La production de barres inox étirées à froid dans l'UE a progressé de 35,3 % en volume (de 255 026 t à 344 963 t) et de 16,8 % en valeur (de 1,01 Md€ à 1,18 Md€) entre 2015 et 2025. Toutefois, cette croissance est restée inférieure à celle des importations (+59,7 % en volume), ce qui traduit une perte progressive de parts de marché intérieur au profit des fournisseurs tiers. En 2025, les importations (132 831 t) ont quasiment atteint le niveau des exportations (130 242 t), signe d'un rééquilibrage historique des flux.

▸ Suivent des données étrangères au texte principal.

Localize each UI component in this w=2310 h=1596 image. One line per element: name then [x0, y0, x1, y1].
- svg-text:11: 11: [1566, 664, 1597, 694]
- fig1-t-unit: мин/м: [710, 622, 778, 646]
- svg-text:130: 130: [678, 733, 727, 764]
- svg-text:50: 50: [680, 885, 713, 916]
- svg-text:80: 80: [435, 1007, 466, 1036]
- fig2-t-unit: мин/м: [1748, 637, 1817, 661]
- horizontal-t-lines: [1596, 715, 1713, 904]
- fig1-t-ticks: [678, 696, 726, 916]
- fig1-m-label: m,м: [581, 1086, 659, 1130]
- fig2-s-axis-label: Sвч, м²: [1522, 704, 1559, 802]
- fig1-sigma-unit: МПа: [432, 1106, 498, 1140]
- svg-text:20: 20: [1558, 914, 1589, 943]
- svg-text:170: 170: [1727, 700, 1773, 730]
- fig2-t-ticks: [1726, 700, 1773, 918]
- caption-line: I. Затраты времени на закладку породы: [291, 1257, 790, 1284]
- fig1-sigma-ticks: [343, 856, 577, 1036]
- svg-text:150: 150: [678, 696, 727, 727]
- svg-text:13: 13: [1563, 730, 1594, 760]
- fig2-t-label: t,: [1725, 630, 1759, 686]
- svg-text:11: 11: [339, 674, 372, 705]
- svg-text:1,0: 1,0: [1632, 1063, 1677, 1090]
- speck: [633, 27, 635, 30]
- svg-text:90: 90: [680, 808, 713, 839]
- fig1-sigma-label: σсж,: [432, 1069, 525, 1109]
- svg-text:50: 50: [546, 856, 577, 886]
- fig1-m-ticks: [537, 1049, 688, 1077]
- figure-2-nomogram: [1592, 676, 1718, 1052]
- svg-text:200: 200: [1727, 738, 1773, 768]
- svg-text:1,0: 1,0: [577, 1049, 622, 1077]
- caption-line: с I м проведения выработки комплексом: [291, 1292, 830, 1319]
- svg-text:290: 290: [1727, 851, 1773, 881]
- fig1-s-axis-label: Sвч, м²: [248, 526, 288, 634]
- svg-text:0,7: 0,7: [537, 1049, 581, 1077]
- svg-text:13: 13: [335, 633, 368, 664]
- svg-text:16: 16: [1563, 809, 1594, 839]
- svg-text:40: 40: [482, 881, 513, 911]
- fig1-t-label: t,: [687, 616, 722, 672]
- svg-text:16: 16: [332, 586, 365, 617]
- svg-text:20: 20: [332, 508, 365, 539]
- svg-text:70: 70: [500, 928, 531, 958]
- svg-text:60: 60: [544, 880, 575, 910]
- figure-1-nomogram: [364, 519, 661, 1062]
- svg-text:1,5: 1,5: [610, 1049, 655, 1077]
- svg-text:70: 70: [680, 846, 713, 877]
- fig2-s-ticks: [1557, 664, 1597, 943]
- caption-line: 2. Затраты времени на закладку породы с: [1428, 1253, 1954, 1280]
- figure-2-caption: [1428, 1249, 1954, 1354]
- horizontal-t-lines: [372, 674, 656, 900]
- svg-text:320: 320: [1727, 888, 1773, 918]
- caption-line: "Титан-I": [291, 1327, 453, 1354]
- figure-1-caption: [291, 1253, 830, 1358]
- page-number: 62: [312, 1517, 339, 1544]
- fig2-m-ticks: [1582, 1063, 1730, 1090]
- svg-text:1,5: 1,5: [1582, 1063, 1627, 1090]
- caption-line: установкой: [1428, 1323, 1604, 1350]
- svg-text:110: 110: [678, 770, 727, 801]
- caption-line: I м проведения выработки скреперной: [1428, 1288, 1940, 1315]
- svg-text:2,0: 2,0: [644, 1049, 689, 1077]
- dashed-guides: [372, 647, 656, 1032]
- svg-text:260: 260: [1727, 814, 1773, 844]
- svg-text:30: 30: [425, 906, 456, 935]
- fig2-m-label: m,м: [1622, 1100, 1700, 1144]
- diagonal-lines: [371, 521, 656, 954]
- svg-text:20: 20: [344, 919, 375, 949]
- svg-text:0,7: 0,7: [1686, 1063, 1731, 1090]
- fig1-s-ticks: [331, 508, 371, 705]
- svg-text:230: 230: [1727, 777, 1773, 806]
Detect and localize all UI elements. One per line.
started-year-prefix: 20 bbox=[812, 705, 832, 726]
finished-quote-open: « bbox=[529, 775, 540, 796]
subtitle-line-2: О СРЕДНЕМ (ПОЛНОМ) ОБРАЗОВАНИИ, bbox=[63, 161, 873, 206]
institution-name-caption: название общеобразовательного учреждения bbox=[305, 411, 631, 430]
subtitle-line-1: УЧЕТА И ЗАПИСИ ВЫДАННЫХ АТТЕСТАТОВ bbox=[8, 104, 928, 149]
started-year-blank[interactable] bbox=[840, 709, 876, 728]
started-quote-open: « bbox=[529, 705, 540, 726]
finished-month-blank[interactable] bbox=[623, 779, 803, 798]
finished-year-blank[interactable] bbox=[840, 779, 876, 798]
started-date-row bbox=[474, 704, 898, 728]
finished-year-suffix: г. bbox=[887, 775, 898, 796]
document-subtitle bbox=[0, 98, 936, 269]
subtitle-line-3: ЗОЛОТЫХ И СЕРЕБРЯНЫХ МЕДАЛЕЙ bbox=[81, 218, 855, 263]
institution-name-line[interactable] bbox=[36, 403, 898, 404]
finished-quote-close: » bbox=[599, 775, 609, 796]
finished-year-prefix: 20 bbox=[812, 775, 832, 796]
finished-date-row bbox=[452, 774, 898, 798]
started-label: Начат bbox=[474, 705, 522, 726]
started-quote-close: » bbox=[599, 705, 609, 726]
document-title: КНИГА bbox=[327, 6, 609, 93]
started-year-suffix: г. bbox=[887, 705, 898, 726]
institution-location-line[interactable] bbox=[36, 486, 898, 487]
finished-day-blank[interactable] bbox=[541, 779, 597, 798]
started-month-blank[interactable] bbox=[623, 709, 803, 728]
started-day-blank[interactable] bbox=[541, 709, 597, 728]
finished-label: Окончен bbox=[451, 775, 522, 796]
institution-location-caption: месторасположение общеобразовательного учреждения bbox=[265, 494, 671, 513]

L'UE renforce son ouverture commerciale tout en accroissant sa vulnérabilité aux approvisionnements extérieurs

Les indicateurs d'intensité commerciale et de propension à l'exportation ont nettement progressé, passant respectivement de 64,2 % à 80,0 % et de 55,2 % à 73,0 %. Cette forte ouverture traduit l'intégration profonde de l'UE dans les chaînes de valeur mondiales de l'acier inoxydable. Cependant, le taux de dépendance nette aux importations s'est aggravé, passant de −43,3 % à −61,8 % (valeur négative signifiant un excédent, mais un excédent en contraction). La volatilité des approvisionnements est particulièrement élevée pour certains partenaires émergents — le Viêt Nam (CV de 1,18), la Turquie (0,79), la Chine (0,77) et le Japon (0,77) — ce qui expose l'UE à des risques de rupture d'approvisionnement sur ces segments.


Conclusion

Le marché européen des barres en acier inoxydable étirées à froid a connu, entre 2015 et 2025, une transformation profonde marquée par trois tendances convergentes. Premièrement, la hausse structurelle des prix, amplifiée par le choc de 2022, a permis de maintenir la valeur des échanges malgré l'érosion des volumes exportés. Deuxièmement, la géographie commerciale s'est restructurée autour de l'Inde comme fournisseur dominant, tandis que des partenaires traditionnels comme l'Ukraine ont vu leur part s'effondrer. Troisièmement, l'UE a vu son excédent commercial se réduire sensiblement, les importations progressant plus vite que la production domestique et les exportations. Si l'Italie conserve un rôle central dans la spécialisation et la production, la concentration croissante des importations et la volatilité de certains partenaires soulèvent des questions de résilience stratégique pour l'industrie européenne de l'acier inoxydable.

Généré le 2026-08-08. Les chiffres reflètent les données d’Eurostat au moment de la génération et n’incluent pas les révisions ultérieures.

Généré automatiquement : ce rapport vise à accélérer l’analyse humaine, pas à la remplacer.